Most important of all is the guidebook. (Disclaimer: I am the author!) Despite its relatively small geographic expanse, there is a crazy amount of climbing in the Potrero, spread over many walls. Mountain Project just doesn’t cut it for the Potrero. It’s easy to get lost. In EPC Climbing: A Climber’s Guide to El Potrero Chico, everything is laid out as clearly as possible.
The second edition is out now and it covers all of Potrero Chico as well as a few other outlying areas. It is full color, with more than half of the routes shown in topo images. The multi-pitch topos also have pitch-by-pitch breakdowns.
Although I’m a big fan of La Sportiva climbing shoes, I really like the Scarpa Gecko approach shoe. The Gecko is what I have been using for years here in Mexico on all the rappels from the big multi-pitch climbs. Essentially, none of the big wall routes here have walk-offs (which these shoes would also be great for), but it’s nice after 10+ or 20+ pitches of climbing to slip these shoes on for the long descent back down the route.
Comfort is the most important quality to me, but these shoes are also great for swinging around on the wall and maneuvering in the event of a stuck rope.
I’ve even done quite a bit of climbing in these shoes here, too. They are a must for climbing in Potrero.
For the big wall climbing here, you should probably be bringing some sort of small climbing pack. Everyone has his or her favorite, but you really don’t need anything all that high tech, just something about 10 to 20 liters in size. I just use Osprey’s small Daylite pack. 15 or 20 l. It’s super small, durable, and more than spacious enough for my water and favorite climbing snacks (tamales)!

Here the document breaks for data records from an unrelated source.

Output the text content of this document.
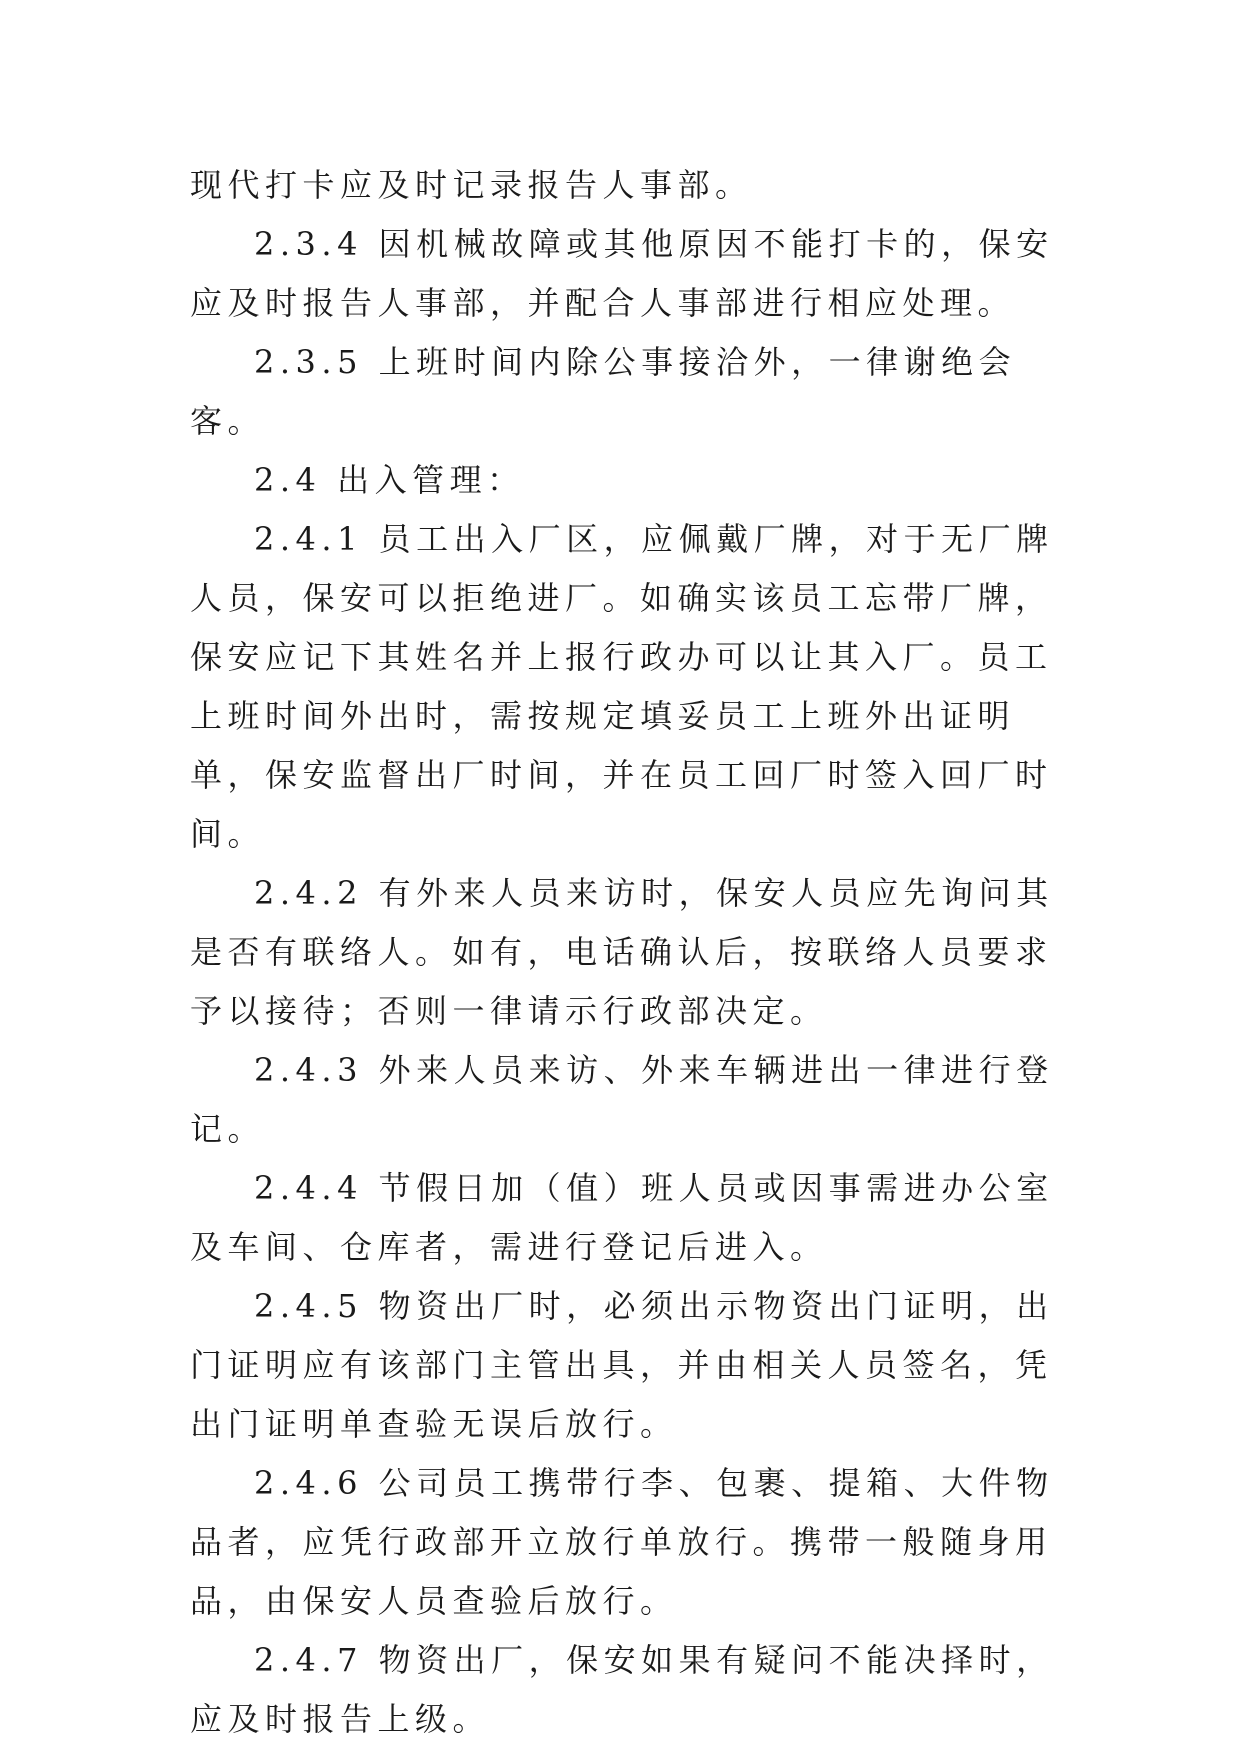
现代打卡应及时记录报告人事部。

2.3.4 因机械故障或其他原因不能打卡的，保安应及时报告人事部，并配合人事部进行相应处理。

2.3.5 上班时间内除公事接洽外，一律谢绝会客。

2.4 出入管理：

2.4.1 员工出入厂区，应佩戴厂牌，对于无厂牌人员，保安可以拒绝进厂。如确实该员工忘带厂牌，保安应记下其姓名并上报行政办可以让其入厂。员工上班时间外出时，需按规定填妥员工上班外出证明单，保安监督出厂时间，并在员工回厂时签入回厂时间。

2.4.2 有外来人员来访时，保安人员应先询问其是否有联络人。如有，电话确认后，按联络人员要求予以接待；否则一律请示行政部决定。

2.4.3 外来人员来访、外来车辆进出一律进行登记。

2.4.4 节假日加（值）班人员或因事需进办公室及车间、仓库者，需进行登记后进入。

2.4.5 物资出厂时，必须出示物资出门证明，出门证明应有该部门主管出具，并由相关人员签名，凭出门证明单查验无误后放行。

2.4.6 公司员工携带行李、包裹、提箱、大件物品者，应凭行政部开立放行单放行。携带一般随身用品，由保安人员查验后放行。

2.4.7 物资出厂，保安如果有疑问不能决择时，应及时报告上级。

Because all the routes here are bolted, there isn’t really a need for a climbing specific pack to haul extra gear. You won’t be needing any of that.
While all the campgrounds offer rooms or small houses, camping is a great way to keep the cost of your trip down and gets you the true Potrero experience.
This Tiger Wall UL2 is the tent I have and I love it. It is super lightweight, which is important if you are flying and trying to keep your weight down for that big gear duffle bag. It also packs down pretty small. Just right for two people on a climbing trip.
The weather in Mexico can be finicky. Sometimes it’s really hot out and other times the nights get pretty cold. Even though it tends to be warmer during the days of the main climbing season, for a couple weeks each winter the temps can get really chilly. I plan for this with the sleeping bag I bring. I use the Mountain Hardwear Lamina 30 degree bag, which is warm enough to keep me toasty all night long on those really cold nights, but not so heavy that I’m sweltering hot during the warmer ones.
Sleeping pads in Potrero are usually pretty necessary since the ground around all the campgrounds tends to be desert like with a decent bit of rock. I have been and probably always will be a fan of the Thermarest ProLite sleeping pad. I get the full-length version because the half size tends to give you sore knees, since your knees end up just resting on the ground.
Feature Image: The classic view of El Potrero Chico. Photo: Neil Skilton.